A comparison between the composition of the hymn and the structure of examples from Japanese Haiku-poetry reveals that, although invisible, the Kingdom of God, the hymn’s main topic, is not to be perceived as a mere figment of the brain, the content of which would depend on the reader’s fortuitous ideas or personal preferences. It stands forth as the coordinating fellow player within the total context of the hymn, and as such it is defined as a liberating intervention in human life that opens its basic qualities: faith, hope, and charity, towards the future, as well in communal life as in individual existences. The force and contents of this authentic human existence, as it could be called, are the life and destiny of Jesus from Nazareth.

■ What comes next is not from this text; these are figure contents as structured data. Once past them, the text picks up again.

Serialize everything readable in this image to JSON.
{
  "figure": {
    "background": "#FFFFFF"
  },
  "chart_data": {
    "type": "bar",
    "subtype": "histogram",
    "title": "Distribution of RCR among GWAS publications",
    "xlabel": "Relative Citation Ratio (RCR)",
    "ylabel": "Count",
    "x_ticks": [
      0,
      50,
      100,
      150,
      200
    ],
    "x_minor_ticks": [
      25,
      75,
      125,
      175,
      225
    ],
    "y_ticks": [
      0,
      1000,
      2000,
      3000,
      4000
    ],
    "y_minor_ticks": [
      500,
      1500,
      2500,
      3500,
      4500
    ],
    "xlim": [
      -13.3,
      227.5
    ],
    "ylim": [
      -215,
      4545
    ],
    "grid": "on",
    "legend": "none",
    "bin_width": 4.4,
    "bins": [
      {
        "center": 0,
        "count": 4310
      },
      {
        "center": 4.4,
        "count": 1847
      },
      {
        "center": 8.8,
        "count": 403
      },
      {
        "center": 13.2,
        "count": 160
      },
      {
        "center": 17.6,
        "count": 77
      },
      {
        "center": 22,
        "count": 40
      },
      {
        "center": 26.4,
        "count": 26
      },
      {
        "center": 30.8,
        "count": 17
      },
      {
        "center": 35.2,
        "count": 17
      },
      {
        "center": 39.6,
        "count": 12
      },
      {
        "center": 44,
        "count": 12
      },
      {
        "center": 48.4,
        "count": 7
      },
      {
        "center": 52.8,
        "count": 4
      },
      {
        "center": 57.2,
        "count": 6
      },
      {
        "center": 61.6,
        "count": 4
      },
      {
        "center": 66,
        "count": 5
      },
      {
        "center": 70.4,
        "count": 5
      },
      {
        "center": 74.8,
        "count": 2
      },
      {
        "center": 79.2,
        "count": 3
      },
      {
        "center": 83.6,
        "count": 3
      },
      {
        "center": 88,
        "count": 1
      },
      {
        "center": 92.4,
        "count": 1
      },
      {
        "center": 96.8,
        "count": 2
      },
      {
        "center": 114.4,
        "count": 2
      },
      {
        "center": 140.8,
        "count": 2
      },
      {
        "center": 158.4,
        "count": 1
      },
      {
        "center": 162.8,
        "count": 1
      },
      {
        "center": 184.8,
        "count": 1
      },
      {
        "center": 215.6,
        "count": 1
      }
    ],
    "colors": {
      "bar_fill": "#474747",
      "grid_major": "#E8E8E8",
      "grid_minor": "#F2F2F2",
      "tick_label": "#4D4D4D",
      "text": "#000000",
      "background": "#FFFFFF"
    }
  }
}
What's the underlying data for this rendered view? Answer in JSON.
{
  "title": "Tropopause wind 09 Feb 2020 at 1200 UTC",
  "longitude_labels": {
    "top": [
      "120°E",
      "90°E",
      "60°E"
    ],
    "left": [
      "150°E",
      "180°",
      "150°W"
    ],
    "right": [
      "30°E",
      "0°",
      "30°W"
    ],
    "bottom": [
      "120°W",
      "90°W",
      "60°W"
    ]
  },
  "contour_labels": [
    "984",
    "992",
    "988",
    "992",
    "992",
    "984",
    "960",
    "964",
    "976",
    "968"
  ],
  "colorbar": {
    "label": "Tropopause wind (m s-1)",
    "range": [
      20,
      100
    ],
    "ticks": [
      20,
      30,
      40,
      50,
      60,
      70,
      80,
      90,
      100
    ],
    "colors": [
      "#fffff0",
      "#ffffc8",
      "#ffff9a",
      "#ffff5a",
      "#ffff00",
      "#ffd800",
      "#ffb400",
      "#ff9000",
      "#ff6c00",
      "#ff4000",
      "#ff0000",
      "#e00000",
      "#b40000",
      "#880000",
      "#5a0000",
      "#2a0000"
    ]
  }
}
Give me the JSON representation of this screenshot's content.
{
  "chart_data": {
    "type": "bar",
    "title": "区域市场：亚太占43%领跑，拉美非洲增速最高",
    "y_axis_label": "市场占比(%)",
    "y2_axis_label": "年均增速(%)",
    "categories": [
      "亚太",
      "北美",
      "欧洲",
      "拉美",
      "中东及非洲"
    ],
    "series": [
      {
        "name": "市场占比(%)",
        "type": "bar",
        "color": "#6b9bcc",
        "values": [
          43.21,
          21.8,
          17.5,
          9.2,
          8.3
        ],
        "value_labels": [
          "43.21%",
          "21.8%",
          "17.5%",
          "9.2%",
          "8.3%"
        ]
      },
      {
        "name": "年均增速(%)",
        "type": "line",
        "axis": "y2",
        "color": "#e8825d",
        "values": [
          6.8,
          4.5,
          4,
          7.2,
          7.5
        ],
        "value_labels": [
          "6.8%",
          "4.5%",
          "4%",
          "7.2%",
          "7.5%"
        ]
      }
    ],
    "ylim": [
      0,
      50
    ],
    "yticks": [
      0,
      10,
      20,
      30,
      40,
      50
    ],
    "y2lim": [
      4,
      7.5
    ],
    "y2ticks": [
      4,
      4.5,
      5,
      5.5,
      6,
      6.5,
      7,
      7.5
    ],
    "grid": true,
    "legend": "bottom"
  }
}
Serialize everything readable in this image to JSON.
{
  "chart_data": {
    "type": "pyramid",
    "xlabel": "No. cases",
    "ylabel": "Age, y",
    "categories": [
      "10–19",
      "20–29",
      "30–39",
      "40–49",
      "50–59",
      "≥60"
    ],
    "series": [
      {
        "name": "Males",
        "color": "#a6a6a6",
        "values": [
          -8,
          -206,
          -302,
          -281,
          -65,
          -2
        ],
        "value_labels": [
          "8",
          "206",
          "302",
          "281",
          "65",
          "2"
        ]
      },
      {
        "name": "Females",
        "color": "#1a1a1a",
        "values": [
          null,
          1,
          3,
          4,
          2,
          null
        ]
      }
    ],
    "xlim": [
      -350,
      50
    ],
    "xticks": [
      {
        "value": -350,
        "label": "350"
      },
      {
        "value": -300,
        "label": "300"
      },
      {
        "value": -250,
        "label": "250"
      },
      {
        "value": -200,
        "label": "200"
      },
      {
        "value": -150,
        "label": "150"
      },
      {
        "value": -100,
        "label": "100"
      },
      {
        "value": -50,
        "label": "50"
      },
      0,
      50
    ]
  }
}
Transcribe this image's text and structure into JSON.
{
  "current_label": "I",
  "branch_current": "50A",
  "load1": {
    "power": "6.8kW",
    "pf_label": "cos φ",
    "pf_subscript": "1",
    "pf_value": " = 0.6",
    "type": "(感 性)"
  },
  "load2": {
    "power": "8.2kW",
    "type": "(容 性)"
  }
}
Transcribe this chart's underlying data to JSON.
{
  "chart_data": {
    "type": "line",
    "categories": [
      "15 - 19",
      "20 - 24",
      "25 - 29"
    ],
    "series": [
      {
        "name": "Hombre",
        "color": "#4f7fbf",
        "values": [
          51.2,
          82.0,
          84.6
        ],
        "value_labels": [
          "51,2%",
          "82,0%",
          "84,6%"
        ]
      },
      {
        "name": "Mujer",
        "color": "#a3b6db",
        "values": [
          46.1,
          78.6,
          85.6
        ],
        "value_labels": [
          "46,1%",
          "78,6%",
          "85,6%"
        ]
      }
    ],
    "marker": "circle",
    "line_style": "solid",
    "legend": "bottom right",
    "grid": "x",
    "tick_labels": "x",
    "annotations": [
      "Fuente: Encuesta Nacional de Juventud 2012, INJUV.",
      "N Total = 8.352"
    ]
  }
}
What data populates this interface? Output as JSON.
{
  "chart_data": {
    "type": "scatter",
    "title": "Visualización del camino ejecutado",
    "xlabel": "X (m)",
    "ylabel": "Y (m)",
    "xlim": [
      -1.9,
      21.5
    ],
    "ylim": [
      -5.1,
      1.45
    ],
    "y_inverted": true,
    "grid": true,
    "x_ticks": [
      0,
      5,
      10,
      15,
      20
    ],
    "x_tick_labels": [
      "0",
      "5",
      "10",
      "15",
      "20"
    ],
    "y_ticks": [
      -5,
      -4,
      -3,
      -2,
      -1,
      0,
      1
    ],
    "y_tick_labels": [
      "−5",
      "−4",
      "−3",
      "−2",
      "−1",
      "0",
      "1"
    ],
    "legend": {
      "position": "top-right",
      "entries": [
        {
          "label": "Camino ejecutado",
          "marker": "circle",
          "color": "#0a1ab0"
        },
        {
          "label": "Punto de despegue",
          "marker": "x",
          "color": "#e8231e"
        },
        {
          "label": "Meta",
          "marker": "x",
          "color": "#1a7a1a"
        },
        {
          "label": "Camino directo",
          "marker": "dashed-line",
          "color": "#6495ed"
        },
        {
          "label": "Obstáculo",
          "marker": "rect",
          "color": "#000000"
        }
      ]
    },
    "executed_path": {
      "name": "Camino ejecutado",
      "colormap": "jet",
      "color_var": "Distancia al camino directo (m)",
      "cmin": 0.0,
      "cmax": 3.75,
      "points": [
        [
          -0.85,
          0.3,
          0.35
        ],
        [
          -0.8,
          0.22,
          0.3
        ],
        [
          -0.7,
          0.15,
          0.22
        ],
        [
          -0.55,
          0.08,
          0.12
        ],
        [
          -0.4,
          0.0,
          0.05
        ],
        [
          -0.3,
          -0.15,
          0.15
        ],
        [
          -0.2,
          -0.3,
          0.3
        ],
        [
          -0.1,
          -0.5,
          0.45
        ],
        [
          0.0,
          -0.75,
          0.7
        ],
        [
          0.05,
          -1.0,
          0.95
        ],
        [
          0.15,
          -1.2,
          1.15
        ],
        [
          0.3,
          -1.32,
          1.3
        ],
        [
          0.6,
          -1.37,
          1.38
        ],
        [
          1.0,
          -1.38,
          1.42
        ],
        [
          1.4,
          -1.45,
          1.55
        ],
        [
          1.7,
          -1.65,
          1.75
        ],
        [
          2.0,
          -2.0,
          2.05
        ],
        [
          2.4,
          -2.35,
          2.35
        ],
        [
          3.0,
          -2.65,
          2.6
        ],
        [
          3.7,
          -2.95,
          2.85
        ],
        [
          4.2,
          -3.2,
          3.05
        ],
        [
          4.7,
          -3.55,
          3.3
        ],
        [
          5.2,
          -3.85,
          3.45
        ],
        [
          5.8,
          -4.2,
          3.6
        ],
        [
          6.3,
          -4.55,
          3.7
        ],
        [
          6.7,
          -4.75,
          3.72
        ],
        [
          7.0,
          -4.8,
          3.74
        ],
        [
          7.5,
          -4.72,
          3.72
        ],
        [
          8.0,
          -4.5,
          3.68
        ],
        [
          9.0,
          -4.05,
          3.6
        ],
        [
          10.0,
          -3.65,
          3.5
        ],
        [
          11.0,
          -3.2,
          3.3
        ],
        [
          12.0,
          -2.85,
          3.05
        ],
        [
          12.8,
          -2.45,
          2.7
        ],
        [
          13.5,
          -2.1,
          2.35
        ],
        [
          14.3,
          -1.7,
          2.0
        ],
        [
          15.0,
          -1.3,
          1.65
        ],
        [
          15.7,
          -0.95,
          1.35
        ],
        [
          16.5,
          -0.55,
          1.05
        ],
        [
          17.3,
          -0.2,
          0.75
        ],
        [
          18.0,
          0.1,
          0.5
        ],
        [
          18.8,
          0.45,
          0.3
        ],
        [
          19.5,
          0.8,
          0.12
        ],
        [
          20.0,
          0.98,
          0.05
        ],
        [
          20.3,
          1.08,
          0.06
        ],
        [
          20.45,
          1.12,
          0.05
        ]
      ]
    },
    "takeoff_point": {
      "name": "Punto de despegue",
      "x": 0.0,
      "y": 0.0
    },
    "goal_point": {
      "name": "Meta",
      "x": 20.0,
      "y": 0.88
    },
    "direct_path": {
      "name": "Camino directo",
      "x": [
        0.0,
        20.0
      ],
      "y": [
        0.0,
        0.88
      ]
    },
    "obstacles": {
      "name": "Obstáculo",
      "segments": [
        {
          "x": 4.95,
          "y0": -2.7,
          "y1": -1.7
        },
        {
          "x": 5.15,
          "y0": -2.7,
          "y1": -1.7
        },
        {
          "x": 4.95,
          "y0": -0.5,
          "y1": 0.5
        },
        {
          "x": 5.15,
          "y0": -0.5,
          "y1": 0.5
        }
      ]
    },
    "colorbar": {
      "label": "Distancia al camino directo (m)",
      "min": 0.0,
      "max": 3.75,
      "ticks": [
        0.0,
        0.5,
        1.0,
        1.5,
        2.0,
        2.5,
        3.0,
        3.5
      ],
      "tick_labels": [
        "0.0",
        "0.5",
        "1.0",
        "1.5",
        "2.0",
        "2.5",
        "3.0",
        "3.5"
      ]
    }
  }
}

It is seen as carried down through history by means of the preaching of the Gospel, Baptism, and Holy Communion in Christian congregations, exerting influence within communal life, and being accepted by the individual through faith.
As the essence of this freedom and openness, The Kingdom of God forms the connexion between incarnation, seen as the crucial, liberating event in history in day-to-day matters in the present time, and eschatology, seen as an incessant, new opening towards the future both in chronological meaning, ‘earthly’, and in existential significance, ‘eternally’.